Seldom has liberal nostalgia for indirect government and big corporation censorship of news and political debate been so brazenly portrayed as an argument for a free exchange of ideas. This is really something out of Orwell.

Mr. Gore is lamenting the Reagan-era repeal of ” The Fairness Doctrine” and related legal strictures that gave the Democratic Party and the Eastern Establishment elite interests ironclad control over public debate. And well he should, as the Fairness Doctrine was a tremendous built-in advantage for people like himself to dictate the parameters of acceptable public discourse free from any effective competition whatsoever.

Once upon a time ABC, CBS and NBC had an actual oligopoly on television news coverage in the United States, which as I mentioned earlier usually accepted a similar editorial frame for the news as the NYT, sometimes taking a leaf from the Washington Post or a major news magazine like TIME. This stance, which certainly communicated a partisan worldview along with factual news content, was legally defined as being objectively neutral under the Fairness Doctrine. You did not see or hear ” hate -mongers”[ sic] like Rush Limbaugh giving alternative views because a conservative or pro-Republican viewpoint was legally defined as being subjective and partisan, requiring that a station affiliate provide free ” equal time” to “the other side”. TV and radio stations prosper by selling commercials, not by giving free air time to amateur cranks to rebut the hosts of their scheduled programs.

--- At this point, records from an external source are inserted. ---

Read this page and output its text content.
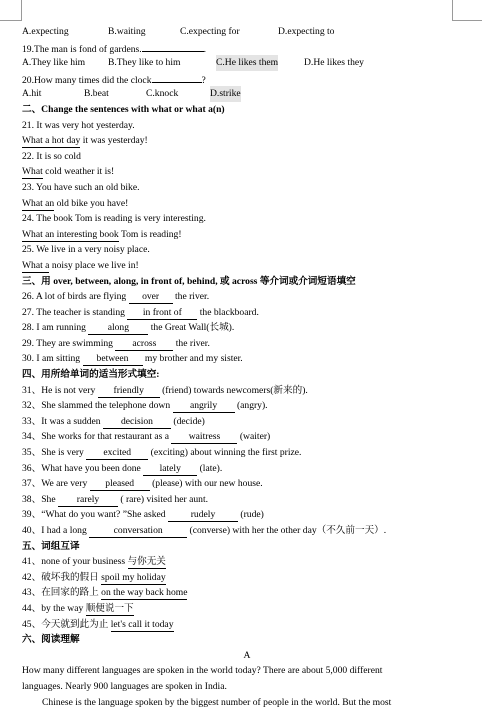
A.expecting	B.waiting	C.expecting for	D.expecting to
19.The man is fond of gardens.	.
A.They like him B.They like to him	C.He likes them	D.He likes they
20.How many times did the clock	?
A.hit	B.beat	C.knock	D.strike
二、Change the sentences with what or what a(n)
21. It was very hot yesterday.
What a hot day it was yesterday!
22. It is so cold
What cold weather it is!
23. You have such an old bike.
What an old bike you have!
24. The book Tom is reading is very interesting.
What an interesting book Tom is reading!
25. We live in a very noisy place.
What a noisy place we live in!
三、用 over, between, along, in front of, behind, 或 across 等介词或介词短语填空
26. A lot of birds are flying over the river.
27. The teacher is standing in front of the blackboard.
28. I am running along the Great Wall(长城).
29. They are swimming across the river.
30. I am sitting between my brother and my sister.
四、用所给单词的适当形式填空:
31、He is not very friendly (friend) towards newcomers(新来的).
32、She slammed the telephone down angrily (angry).
33、It was a sudden decision (decide)
34、She works for that restaurant as a waitress (waiter)
35、She is very excited (exciting) about winning the first prize.
36、What have you been done lately (late).
37、We are very pleased (please) with our new house.
38、She rarely ( rare) visited her aunt.
39、“What do you want? ”She asked rudely (rude)
40、I had a long	conversation	(converse) with her the other day（不久前一天）.
五、词组互译
41、none of your business 与你无关
42、破坏我的假日 spoil my holiday
43、在回家的路上 on the way back home
44、by the way 顺便说一下
45、今天就到此为止 let's call it today
六、阅读理解
A
How many different languages are spoken in the world today? There are about 5,000 different
languages. Nearly 900 languages are spoken in India.
Chinese is the language spoken by the biggest number of people in the world. But the most
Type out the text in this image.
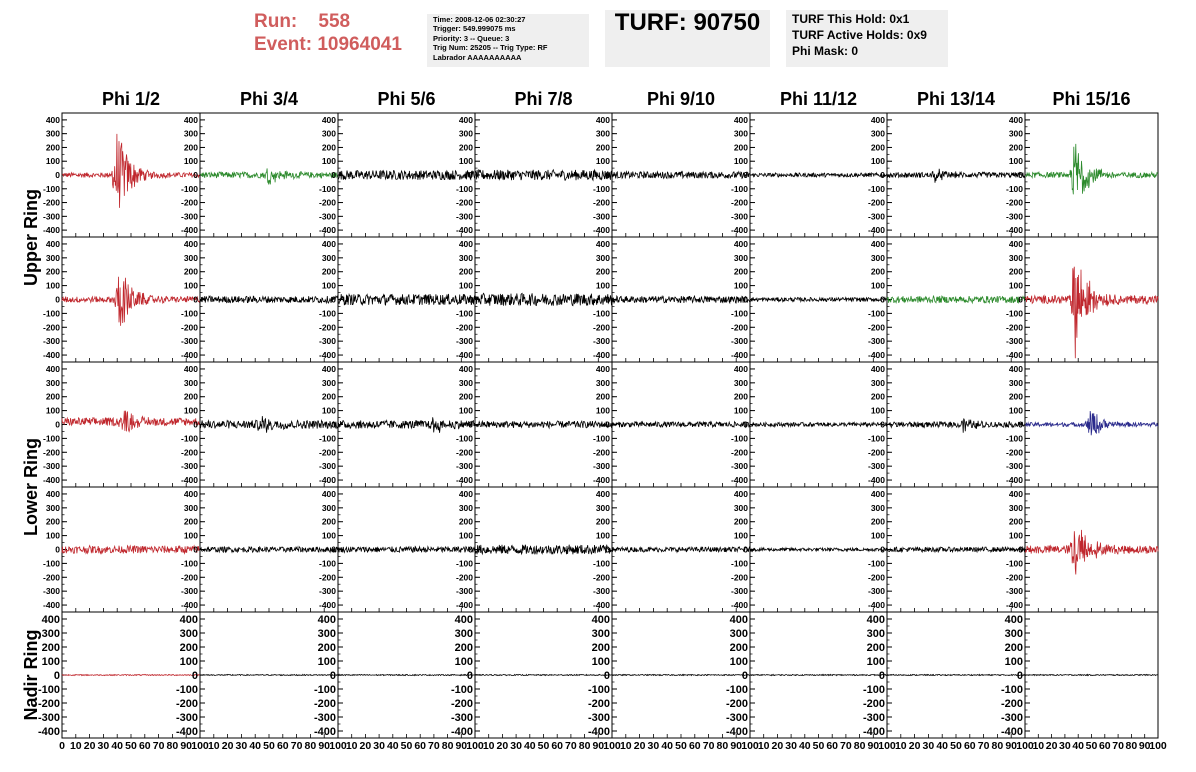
Run: 558
Event: 10964041
Time: 2008-12-06 02:30:27
Trigger: 549.999075 ms
Priority: 3 -- Queue: 3
Trig Num: 25205 -- Trig Type: RF
Labrador AAAAAAAAAA
TURF: 90750	TURF This Hold: 0x1
TURF Active Holds: 0x9
Phi Mask: 0
Phi 1/2	Phi 3/4	Phi 5/6	Phi 7/8	Phi 9/10	Phi 11/12	Phi 13/14	Phi 15/16
Upper Ring
Lower Ring
Nadir Ring
400
300
200
100
0
-100
-200
-300
-400
400
300
200
100
0
-100
-200
-300
-400
400
300
200
100
0
-100
-200
-300
-400
400
300
200
100
0
-100
-200
-300
-400
400
300
200
100
0
-100
-200
-300
-400
400
300
200
100
0
-100
-200
-300
-400
400
300
200
100
0
-100
-200
-300
-400
400
300
200
100
0
-100
-200
-300
-400
400
300
200
100
0
-100
-200
-300
-400
400
300
200
100
0
-100
-200
-300
-400
400
300
200
100
0
-100
-200
-300
-400
400
300
200
100
0
-100
-200
-300
-400
400
300
200
100
0
-100
-200
-300
-400
400
300
200
100
0
-100
-200
-300
-400
400
300
200
100
0
-100
-200
-300
-400
400
300
200
100
0
-100
-200
-300
-400
400
300
200
100
0
-100
-200
-300
-400
400
300
200
100
0
-100
-200
-300
-400
400
300
200
100
0
-100
-200
-300
-400
400
300
200
100
0
-100
-200
-300
-400
400
300
200
100
0
-100
-200
-300
-400
400
300
200
100
0
-100
-200
-300
-400
400
300
200
100
0
-100
-200
-300
-400
400
300
200
100
0
-100
-200
-300
-400
400
300
200
100
0
-100
-200
-300
-400
400
300
200
100
0
-100
-200
-300
-400
400
300
200
100
0
-100
-200
-300
-400
400
300
200
100
0
-100
-200
-300
-400
400
300
200
100
0
-100
-200
-300
-400
400
300
200
100
0
-100
-200
-300
-400
400
300
200
100
0
-100
-200
-300
-400
400
300
200
100
0
-100
-200
-300
-400
400
300
200
100
0
-100
-200
-300
-400
400
300
200
100
0
-100
-200
-300
-400
400
300
200
100
0
-100
-200
-300
-400
400
300
200
100
0
-100
-200
-300
-400
400
300
200
100
0
-100
-200
-300
-400
400
300
200
100
0
-100
-200
-300
-400
400
300
200
100
0
-100
-200
-300
-400
400
300
200
100
0
-100
-200
-300
-400
0 10 20 30 40 50 60 70 80 90 100 10 20 30 40 50 60 70 80 90 100 10 20 30 40 50 60 70 80 90 100 10 20 30 40 50 60 70 80 90 100 10 20 30 40 50 60 70 80 90 100 10 20 30 40 50 60 70 80 90 100 10 20 30 40 50 60 70 80 90 100
10 20 30 40 50 60 70 80 90
100
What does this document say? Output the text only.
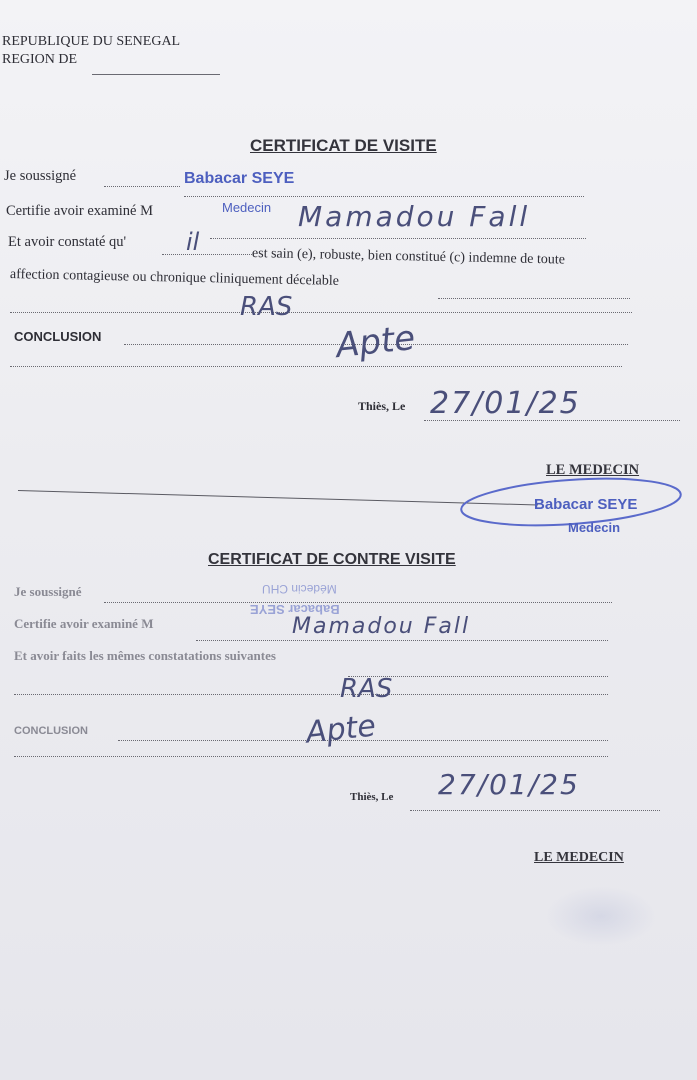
REPUBLIQUE DU SENEGAL
REGION DE
CERTIFICAT DE VISITE
Je soussigné	Babacar SEYE
Certifie avoir examiné M	Medecin Mamadou Fall
Et avoir constaté qu' il
est sain (e), robuste, bien constitué (c) indemne de toute
affection contagieuse ou chronique cliniquement décelable
RAS
CONCLUSION	Apte
Thiès, Le 27/01/25
LE MEDECIN
Babacar SEYE
Medecin
CERTIFICAT DE CONTRE VISITE
Je soussigné	Médecin CHU
Babacar SEYE
Certifie avoir examiné M	Mamadou Fall
Et avoir faits les mêmes constatations suivantes
RAS
CONCLUSION	Apte
Thiès, Le 27/01/25
LE MEDECIN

Thus there was an enormous financial incentive to muzzle conservative commentary and content. So you didn’t see guys like Rush in the media unless you counted the two minutes of Paul Harvey at 4 a.m. after the morning hog report.

And these corporate behemoths were supplemented by government funded entities like PBS and NPR. High quality broadcasts, certainly. Objective, hardly. Public broadcasting is even further to the Left than the networks despite the fact that a majority of the American public is to the Right of their tax dollar supported news programs.

These old glory days for which Mr. Gore so obviously pines can be described as many things but a “marketplace of ideas” isn’t one of them. Unless your idea of a marketplace is the old Soviet GUM department store. Returning the FCC to a role of a media GOSPLAN would be a utopia for Gore and Al Franken – who can’t seem to make their dream of an all-liberal station format competitive with Rush Limbaugh without the heavy hand of the state to tip the scales.

What Gore seems not to realize is that this media echo chamber he lauds fatally undermined the ability of the Democratic Party to actually wage a battle of ideas the same way having the ref on your side undermines the playing skills of a basketball team. The intellectual edge is dulled by a recourse to shutting up opponents instead of debating them. The information feedback loop is corrupted which is why liberals who won’t read anything to the Right of Paul Krugman wake up dazed on election day to find Ronald Reagan or George W. Bush re-elected and their guy rejected by an enormous geographic swath of the nation. Deliberately cultivating cognitive dissonance is a dumb political survival strategy

A good history lesson for the aforementioned Mr. Bush, whose current difficulties are a result of a disconnect created by firewalling himself off from all contrary viewpoints and unwelcome news.